Eosinophilic otitis media is actually a recent introduction. These patients may manifest with sudden hearing loss. There may be associated bronchial asthma and allergic rhinitis. Diagnostic criteria of this condition are rather vague. A review of literature shows that demonstration of eosinophils in the middle ear secretion of these patients could be considered to be pathognomonic of this condition.
Eosinophils are considered to be effectors for allergic reactions. Eosinophilic otitis media 1 is a newly recognised entity causing intractable middle ear pathology. This condition is characterised by excessive accumulation of eosinophils in the middle ear cavity and is associated with persistent middle ear effusion. These patients usually suffer from bronchial asthma. The first description of this condition should be credited to Koch 2 who first reported some patients with middle ear effusion which contained lots of eosinophils. He also added that these secretions were highly viscous and the middle ear mucosa was pinkish in color. The term eosinophilic otitis media was coined by Tomioka et al 3 in 1993.
Pathophysiology of this condition is obviously allergy. These patients commonly had associated allergic rhinitis and branchial asthma. Eosinophils could have been probably attracted to the middle ear cavity by the presence of IL 5 4 inside the middle ear cavity.
Features of Eosinophilic otitis media 5:
- Sudden deterioration of hearing
- Bronchial asthma
- Allergic rhinitis
- Intractable otitis media
- Persistent otorrhoea
Incidence of eosinophlic otitis media is not clearly known.
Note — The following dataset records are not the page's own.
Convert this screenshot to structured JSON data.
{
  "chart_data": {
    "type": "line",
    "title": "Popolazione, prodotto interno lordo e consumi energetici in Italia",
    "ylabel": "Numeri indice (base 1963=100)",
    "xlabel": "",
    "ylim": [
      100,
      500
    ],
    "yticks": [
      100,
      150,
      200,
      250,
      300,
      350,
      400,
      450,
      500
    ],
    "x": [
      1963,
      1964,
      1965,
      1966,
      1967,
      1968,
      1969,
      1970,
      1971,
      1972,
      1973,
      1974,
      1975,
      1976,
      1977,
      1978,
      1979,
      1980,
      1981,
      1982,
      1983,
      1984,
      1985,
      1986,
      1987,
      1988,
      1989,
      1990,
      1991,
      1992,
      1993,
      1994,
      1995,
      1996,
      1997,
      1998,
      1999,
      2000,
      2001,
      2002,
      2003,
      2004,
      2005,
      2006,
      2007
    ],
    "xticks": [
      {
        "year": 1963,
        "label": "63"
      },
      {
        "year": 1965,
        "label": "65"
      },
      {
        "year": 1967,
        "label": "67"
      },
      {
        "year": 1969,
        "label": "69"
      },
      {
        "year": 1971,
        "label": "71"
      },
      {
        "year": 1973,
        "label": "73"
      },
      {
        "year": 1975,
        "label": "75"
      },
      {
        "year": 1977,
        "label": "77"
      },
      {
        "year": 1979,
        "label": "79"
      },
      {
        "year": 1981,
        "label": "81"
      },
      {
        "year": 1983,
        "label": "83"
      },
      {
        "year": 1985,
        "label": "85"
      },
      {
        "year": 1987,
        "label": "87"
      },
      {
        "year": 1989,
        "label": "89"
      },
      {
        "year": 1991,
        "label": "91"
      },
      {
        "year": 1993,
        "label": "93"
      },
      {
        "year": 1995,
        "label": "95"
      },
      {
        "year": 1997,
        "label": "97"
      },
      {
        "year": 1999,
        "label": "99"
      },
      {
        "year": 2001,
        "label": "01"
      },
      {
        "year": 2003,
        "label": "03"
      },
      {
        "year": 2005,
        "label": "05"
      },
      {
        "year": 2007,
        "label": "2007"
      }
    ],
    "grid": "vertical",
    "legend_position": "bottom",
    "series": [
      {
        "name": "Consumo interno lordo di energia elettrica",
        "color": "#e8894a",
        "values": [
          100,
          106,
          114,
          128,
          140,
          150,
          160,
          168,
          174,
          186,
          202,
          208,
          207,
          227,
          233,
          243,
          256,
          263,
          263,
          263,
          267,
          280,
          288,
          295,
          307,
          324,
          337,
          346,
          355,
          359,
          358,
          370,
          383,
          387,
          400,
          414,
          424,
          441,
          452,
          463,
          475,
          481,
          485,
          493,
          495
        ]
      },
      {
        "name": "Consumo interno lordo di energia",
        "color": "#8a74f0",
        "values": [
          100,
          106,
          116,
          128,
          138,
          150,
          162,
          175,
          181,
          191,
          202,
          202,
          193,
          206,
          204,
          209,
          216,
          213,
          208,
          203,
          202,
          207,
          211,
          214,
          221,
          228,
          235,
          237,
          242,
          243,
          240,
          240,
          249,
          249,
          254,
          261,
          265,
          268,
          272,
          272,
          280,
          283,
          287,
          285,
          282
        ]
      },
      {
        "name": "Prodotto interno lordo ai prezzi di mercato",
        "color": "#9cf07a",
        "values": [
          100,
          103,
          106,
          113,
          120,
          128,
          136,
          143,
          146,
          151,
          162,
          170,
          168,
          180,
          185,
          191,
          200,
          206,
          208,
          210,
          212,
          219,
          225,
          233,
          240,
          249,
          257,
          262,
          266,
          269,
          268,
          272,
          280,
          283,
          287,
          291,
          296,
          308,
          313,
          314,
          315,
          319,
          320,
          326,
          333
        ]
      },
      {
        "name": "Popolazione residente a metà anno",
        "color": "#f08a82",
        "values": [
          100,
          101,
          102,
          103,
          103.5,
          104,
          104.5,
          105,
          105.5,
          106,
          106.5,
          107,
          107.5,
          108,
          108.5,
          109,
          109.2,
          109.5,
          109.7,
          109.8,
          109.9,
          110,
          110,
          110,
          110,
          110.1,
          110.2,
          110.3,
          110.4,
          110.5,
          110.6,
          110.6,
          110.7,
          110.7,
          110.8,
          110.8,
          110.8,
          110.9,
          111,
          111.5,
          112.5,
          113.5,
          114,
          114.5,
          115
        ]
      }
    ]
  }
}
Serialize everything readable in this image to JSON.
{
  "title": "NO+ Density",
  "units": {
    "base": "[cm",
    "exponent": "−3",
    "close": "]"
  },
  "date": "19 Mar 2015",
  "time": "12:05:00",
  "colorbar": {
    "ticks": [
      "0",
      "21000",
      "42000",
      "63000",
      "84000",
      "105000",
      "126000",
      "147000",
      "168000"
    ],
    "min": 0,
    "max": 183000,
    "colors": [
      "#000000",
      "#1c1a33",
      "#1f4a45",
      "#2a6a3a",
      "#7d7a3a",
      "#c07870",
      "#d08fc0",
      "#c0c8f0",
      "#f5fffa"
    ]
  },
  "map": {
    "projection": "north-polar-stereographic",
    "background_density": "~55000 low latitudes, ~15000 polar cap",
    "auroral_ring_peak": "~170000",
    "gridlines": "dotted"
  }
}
Literature search puts it to be rather common cause of otitis media with effusion.
Patients diagnosed with this condition should be warned of the possibility of sudden deterioration of hearing.
Administration of systemic / topical steroids 6 could be of benefit in these patients.
Antihistamines and leukotreine receptor antogonists can also be used with benefit.
Grommet insertion is indicated in patients with acute sudden hearing loss.
- Iino Y, Kakizaki K, Katano H, Saigusa H, Kanegasaki S. Eosinophil chemoattractant in middle ear patients with eosinophilic otitis media. Clin Exp Allergy 2005;35:1370–6.
- Koch H. Allergical investigations of chronic otitis. Acta Otolaryngol 1947;62(Suppl.):1–201.
- Tomioka S, Yuasa R, Iino Y. Intractable otitis media in cases with bronchial asthma. Recent advances in otitis media. In: Mogi G, HonjoI, Ishii T, Takasaka T, editors. Proceedings of the second extraordinary international symposium on recent advances in otitis media. Amsterdam, New York: Kugler Publications; 1993. p. 183–186.
- NonakaM, Fukumoto A, Ozu C, Mokuno E, Baba S, pawankar R, et al. IL-5 and eotaxin levels in middle ear effusion and blood from asthmaticswith otitis media with effusion. Acta Otolaryngol 2003;123:383–7.
- Suzuki H, Matsutani S, Kawase T, Iino Y, Kawauchi H, Gyo K, et al. Epidemiologic surveillance of ‘‘eosinophilic otitis media’’ in Japan. Otol Jpn 2004;14:112–7 (In Japanese).
- Iino Y, Nagamine H, Kakizaki K, Komiya T, Katano H, Saruya S, et al. Effectiveness of instillation of triamcinolone acetonide into middle ear for eosinophilic otitis media associated with bronchial asthma. Ann Allergy Asthma Immunol 2006;97:761–6.